In late summer when I was eight or nine, Gram began to teach me the old ways, a bit at a time, not enough to disturb my carefree existence. Not long afterwards, a blue norther ripped through the camp, beating in the roofs of two caravans with its hail and nearly catching Cait with a bolt of lightning. We eased out into the chill air in its wake, surveying the damage, and I dashed to the horse lines to check on my favorites. So it happened that I was the first one to see the soaked lone stranger riding up to the camp on a bedraggled pony, not bothering to pick his way around puddles but splashing straight through them wearily.

That was how my brother Shiloh arrived to the Hanno tribe, in the wake of a storm. And Shiloh was very true.



© 2000 Jay Kirkpatrick


 

3: Fearless and Happy

Here another truth must be placed, and admired in its proper setting: Those years when Shiloh lived with us were the best of my life.
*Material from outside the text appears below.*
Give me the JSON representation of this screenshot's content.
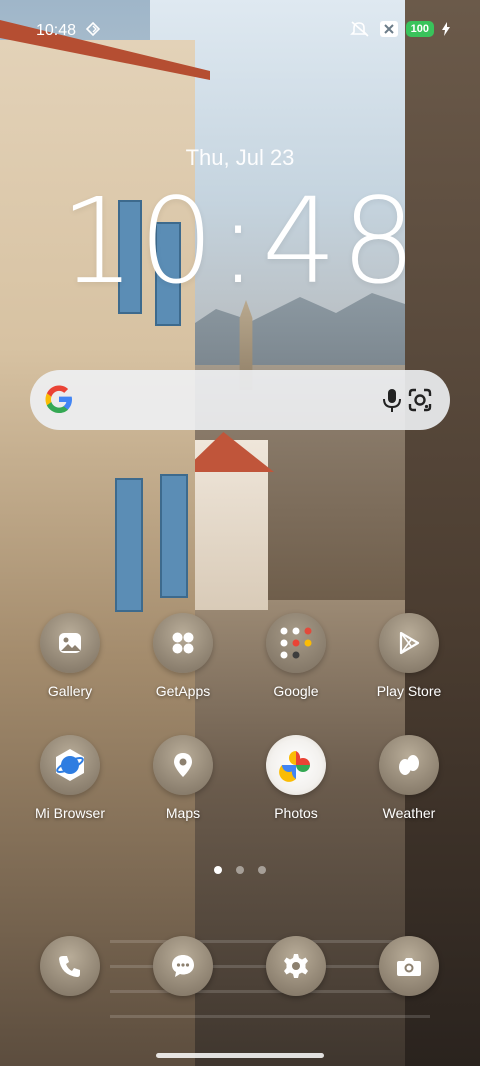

I was the perfect age for hero worship of this wonderful stranger turned brother, and I think he was probably the perfect age to appreciate being a hero. He'd had rough times between leaving his home at sixteen and arriving to us some five years later, but he never let those bad times cloud his soul.
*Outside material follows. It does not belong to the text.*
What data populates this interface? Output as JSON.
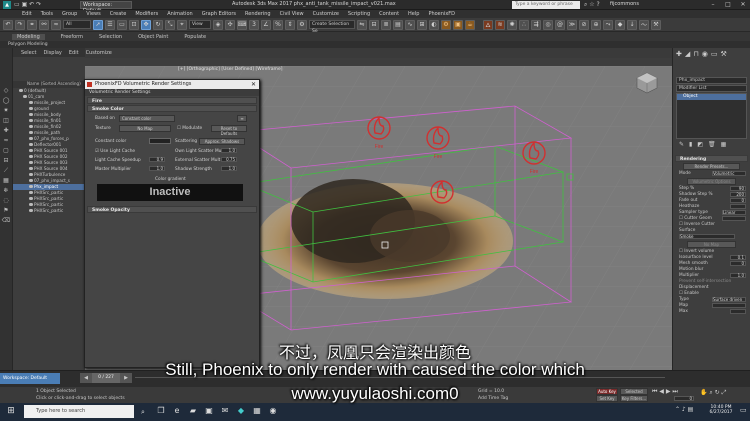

In short order, he'd charmed all the women of the tribe, and was rarely seenwithout at least one child trailing after him, and usually more than one. Shiloh then was what I recognize now as a rarity: A true free spirit, dedicated to laughter and finding beauty and humor in the smallest of things.

Not that he was a layabout, mind. Needle Niall taught him riding, and Grandda said he'd make a rare fine lifter, which Shiloh found endlessly amusing. Old Padraig taught him the dagger toss and started him on juggling, which Shiloh loved. It became an ongoing challenge for the young ones of the tribe to find ever odder things for Shiloh to juggle. Pinecones, pouches, pendants and even small pies found their messy way into his whirling hands, much to our entertainment.

He'd a fine way with a harp, and a striking voice, and many's the night he sang us a long Northern ballad before the time we were packed off to our beds.

And he was fearless. Beyond fearless and into reckless, Gram said, voicing some of her rare disapproval of our newest adopted son. "Tis not bravery to know no fear," she told me one day as we sat on the warm ground beside a caravan, watching the tribe's men play a bone-cracking game of ball on a heather-drenched meadow. "Tis foolishness." I feared to look at her, knowing that her icy blue gaze was locked on Shiloh running free, laughing loud, taunting the others with the ball raised high over his head.

To my eyes, he was the bravest of all, one with Brian Boru and CuChulain. Shiloh feared nothing and no one, and I felt safe in his shadow.

In the meantime, I learned more of the old ways from Gram, a bit at a time, never enough to be disturbing. Small charms to deflect attention, whisper horses, make flame dance -- they became second nature to me. And as I grew older, she gave me more of herself: an ability to see the true colors of a person's soul, the knack for searching out the most possible future in a random spill of runes or a carefully placed array of cards, and small impositions of my will on that of the world.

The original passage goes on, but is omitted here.